The requirements analyst has to inject something new into the process: his vision of what the product might be. In other words, the requirements are not simply the passive interpretation of an existing piece of work, but contain inventions that will make the work easier, better, more interesting and more pleasant.
Defining one or more user personas is often a good way to help developers form useful pictures of what their users are like, and what interests and preferences their users may have.
Taking all of this wisdom into account, here are what I would consider the key points to keep in mind about requirements.
Software requirements must be grounded in a solid understanding of your customers and the way they see the world.
Requirements may be explicitly stated or implicitly understood.
Requirements analysis is a creative process that discovers or even invents new approaches to stating and addressing your customer’s wants and needs.

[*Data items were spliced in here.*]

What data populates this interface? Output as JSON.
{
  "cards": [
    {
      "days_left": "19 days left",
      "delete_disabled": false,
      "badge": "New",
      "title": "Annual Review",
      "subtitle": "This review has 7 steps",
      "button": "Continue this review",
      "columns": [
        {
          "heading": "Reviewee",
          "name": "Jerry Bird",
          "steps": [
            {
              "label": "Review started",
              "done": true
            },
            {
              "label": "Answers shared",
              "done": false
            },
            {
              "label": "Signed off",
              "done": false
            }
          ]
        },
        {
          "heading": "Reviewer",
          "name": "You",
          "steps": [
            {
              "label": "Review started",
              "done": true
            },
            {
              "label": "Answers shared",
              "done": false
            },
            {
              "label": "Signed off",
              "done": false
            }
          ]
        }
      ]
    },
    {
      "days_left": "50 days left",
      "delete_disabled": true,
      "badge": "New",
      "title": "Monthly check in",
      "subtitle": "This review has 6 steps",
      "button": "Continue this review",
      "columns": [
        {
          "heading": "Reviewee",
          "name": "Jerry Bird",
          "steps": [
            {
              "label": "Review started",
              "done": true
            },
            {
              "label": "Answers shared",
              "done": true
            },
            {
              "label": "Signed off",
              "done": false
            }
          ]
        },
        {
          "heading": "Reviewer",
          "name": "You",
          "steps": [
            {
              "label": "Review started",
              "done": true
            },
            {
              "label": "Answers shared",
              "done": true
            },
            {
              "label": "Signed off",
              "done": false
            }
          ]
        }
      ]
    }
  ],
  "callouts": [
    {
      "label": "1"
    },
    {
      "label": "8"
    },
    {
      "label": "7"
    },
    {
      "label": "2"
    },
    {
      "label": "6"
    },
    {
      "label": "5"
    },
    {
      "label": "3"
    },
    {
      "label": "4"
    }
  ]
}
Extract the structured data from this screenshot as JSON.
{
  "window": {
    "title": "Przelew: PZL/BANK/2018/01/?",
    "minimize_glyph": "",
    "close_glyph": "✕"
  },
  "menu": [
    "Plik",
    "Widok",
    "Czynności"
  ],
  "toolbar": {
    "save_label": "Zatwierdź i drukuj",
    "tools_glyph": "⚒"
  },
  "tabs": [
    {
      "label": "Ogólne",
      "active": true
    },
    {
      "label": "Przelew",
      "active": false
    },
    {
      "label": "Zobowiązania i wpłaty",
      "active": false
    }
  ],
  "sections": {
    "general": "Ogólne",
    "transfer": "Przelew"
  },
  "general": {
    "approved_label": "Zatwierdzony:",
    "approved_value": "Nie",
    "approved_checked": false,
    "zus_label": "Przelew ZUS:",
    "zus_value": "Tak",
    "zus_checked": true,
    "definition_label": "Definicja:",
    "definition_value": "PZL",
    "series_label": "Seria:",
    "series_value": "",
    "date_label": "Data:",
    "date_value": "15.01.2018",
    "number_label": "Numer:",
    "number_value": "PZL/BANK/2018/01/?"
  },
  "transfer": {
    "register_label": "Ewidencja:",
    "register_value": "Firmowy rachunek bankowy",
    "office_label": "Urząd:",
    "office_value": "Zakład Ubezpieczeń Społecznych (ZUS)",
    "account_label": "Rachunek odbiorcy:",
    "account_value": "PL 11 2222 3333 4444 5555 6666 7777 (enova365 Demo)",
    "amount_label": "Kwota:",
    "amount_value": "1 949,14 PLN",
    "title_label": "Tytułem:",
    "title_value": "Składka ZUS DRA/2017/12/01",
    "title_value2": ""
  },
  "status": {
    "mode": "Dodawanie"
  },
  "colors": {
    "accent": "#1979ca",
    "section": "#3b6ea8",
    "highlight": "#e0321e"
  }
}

Requirements prioritization is essential, to provide focus to both your elicitation and delivery: trying to discover all possible requirements is an endless job, and creating a design that gives equal weight to all requirements is a recipe for disaster.
Requirements are dynamic. Change is inevitable, and the best way to cope with this reality is to try to discern the difference between requirements that are likely to be fundamental and unchanging vs. those that are likely to be subject to the latest whims of management and users.
Requirements validation requires us to show our customers what we propose to give them.
A certain degree of risk is inherent in the process, and your best approach is not to try to avoid risk altogether, but to try to keep the degree of risk within acceptable levels, while also being mindful of cost and schedule.